DIFAI: Diverse Facial Inpainting using StyleGAN Inversion

International Conference on Image Processing (ICIP), 2022

Dongsik Yoon1, Jeong-gi Kwak1, Yuanming Li1, David K Han2, Hanseok Ko1

1Korea University, 2Drexel University

Overview of proposed diverse facial inpainting using StyleGAN inversion

Abstract

Image inpainting is an old problem in computer vision that restores occluded regions and completes damaged images. In the case of facial image inpainting, most of the methods generate only one result for each masked image, even though there are other reasonable possibilities.
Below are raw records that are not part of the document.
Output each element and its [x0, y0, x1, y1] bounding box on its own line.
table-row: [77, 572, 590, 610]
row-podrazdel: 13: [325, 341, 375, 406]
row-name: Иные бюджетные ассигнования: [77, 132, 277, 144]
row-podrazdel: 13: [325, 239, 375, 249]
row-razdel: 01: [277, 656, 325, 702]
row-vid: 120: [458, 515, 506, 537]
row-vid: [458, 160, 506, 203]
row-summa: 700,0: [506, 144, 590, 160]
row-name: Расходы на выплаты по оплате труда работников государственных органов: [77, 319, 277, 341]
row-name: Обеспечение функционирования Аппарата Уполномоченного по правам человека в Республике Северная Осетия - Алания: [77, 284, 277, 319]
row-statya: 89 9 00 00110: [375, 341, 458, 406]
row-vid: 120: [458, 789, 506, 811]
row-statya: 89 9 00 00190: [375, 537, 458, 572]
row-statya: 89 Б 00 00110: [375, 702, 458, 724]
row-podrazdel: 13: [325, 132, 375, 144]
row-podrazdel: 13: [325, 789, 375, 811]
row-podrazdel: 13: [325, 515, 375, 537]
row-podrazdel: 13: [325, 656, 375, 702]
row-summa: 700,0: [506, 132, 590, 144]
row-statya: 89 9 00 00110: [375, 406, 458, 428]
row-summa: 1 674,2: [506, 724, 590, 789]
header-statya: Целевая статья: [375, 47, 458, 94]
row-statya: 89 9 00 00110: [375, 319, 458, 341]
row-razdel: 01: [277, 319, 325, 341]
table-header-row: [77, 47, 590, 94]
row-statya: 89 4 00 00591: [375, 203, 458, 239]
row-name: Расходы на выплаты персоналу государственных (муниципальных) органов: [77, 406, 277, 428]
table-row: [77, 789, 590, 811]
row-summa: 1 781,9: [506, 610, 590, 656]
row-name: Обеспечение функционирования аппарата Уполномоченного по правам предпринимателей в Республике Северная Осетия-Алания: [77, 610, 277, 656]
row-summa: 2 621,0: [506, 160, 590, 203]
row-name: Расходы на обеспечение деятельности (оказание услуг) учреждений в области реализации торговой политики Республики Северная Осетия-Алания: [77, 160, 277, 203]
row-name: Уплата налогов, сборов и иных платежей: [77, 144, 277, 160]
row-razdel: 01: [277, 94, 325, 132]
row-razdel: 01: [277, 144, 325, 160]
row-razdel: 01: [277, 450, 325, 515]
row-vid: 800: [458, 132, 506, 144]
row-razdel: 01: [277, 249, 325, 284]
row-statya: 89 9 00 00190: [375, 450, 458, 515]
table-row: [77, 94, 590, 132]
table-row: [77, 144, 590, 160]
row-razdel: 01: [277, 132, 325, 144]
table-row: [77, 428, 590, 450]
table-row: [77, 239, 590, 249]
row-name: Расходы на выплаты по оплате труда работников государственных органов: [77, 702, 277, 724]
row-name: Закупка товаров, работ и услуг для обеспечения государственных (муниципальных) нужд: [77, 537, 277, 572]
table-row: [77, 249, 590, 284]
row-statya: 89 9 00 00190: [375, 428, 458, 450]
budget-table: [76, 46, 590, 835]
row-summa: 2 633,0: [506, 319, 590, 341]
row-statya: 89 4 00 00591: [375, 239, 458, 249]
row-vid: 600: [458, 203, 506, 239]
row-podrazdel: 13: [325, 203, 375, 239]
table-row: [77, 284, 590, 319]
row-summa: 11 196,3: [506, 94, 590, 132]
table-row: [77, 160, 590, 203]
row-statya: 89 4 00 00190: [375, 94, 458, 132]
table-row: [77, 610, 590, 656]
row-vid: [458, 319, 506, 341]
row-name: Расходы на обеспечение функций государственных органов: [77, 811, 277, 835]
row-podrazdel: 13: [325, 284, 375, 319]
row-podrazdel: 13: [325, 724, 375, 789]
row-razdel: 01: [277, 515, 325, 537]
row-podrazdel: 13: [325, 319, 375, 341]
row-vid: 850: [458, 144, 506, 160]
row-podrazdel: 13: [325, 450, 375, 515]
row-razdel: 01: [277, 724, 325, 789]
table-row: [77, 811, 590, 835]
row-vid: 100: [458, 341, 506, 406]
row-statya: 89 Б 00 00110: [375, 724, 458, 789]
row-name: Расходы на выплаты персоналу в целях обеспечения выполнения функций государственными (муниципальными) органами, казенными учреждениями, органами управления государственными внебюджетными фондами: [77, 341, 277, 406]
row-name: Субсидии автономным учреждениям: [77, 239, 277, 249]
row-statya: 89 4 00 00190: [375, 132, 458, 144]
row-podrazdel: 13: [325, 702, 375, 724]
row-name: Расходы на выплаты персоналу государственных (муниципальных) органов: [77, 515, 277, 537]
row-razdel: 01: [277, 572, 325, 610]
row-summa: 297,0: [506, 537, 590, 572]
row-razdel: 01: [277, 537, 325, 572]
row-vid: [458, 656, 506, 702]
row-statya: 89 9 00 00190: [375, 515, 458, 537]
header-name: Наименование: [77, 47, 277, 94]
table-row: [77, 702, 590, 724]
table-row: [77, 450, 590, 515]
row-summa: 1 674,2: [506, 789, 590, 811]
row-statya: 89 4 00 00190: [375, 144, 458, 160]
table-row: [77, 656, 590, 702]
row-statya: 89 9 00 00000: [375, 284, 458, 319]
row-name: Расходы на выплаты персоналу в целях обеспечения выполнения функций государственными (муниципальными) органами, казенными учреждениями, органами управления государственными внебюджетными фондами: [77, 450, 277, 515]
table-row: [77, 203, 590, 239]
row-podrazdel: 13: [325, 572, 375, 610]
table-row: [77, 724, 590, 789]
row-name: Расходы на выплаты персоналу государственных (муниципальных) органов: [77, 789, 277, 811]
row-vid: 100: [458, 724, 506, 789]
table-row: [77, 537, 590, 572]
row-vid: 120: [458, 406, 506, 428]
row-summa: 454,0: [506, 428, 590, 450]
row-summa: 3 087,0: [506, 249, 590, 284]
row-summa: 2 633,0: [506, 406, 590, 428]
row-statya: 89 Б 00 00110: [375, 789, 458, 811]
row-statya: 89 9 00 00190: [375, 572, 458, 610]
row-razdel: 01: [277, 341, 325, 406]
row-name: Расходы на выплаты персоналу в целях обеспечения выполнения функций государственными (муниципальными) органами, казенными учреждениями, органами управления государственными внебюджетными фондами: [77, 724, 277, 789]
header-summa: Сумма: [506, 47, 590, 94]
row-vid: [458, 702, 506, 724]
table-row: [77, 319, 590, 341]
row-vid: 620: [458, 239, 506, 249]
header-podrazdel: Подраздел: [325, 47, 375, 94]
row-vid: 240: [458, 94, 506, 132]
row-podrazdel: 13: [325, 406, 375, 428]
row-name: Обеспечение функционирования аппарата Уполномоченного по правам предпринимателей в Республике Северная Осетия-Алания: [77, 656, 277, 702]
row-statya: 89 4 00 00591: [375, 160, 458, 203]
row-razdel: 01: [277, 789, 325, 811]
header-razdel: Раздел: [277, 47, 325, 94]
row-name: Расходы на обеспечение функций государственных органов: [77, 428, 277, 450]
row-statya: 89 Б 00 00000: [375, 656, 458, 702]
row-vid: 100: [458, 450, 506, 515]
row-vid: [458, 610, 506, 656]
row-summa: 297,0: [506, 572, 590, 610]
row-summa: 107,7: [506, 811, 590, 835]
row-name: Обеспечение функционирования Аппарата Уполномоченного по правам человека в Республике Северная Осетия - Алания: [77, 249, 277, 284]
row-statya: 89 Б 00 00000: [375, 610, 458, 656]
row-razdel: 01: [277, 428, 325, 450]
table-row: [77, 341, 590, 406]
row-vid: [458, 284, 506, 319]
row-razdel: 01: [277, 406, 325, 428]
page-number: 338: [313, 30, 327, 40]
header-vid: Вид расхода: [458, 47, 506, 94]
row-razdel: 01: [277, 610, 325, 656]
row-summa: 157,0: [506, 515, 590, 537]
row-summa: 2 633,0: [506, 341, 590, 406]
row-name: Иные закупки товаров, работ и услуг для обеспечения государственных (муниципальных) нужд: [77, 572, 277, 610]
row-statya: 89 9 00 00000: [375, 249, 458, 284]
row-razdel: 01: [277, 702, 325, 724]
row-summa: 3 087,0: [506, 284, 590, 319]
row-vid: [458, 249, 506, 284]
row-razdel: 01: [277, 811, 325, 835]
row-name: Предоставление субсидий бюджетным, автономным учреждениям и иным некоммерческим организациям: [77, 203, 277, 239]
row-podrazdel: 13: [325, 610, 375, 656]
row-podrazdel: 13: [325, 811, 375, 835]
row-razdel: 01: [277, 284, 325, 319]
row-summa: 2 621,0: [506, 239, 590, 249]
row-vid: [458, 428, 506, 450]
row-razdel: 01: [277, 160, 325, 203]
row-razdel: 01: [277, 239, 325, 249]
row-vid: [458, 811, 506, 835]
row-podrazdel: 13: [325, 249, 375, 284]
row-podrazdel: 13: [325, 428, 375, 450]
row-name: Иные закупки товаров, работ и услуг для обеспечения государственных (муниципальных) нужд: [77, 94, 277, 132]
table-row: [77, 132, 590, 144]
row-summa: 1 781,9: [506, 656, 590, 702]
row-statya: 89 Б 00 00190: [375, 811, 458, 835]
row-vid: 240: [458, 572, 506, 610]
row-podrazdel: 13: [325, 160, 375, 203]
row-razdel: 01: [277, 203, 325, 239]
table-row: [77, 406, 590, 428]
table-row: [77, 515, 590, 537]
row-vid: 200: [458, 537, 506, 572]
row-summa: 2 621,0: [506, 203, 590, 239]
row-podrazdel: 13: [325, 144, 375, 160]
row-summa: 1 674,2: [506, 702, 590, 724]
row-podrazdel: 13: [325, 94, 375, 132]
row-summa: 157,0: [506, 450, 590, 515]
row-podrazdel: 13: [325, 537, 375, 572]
To prevent any potential biases and unnatural constraints stemming from generating only one image, we propose a novel framework for diverse facial inpainting exploiting the embedding space of StyleGAN. Our framework employs pSp encoder and SeFa algorithm to identify semantic components of the StyleGAN embeddings and feed them into our proposed SPARN decoder that adopts region normalization for plausible inpainting. We demonstrate that our proposed method outperforms several state-of-the-art methods.

Proposed Methods

Summary of the proposed framework. Istyle′ and M are the input of SPARN decoder. In the SPARN decoder, each region normalization layer uses the Istyle′ and M to modulate the layer activations.

Qualitative Comparison

This figure describes the images generated by the proposed method and those generated by the other methods. Our model is superior to all the others in the aspect of image quality and plausibility.

Continuous Inpainting

Input
Ours1
Ours2
Ours3
Ours4

Illustration of continuous inpainting results using SeFa, which gradually adjusts delta. By simply altering this parameter, our model generates a series of smoothly varying in-painted images following relevant directions defined in the latent space of StyleGAN.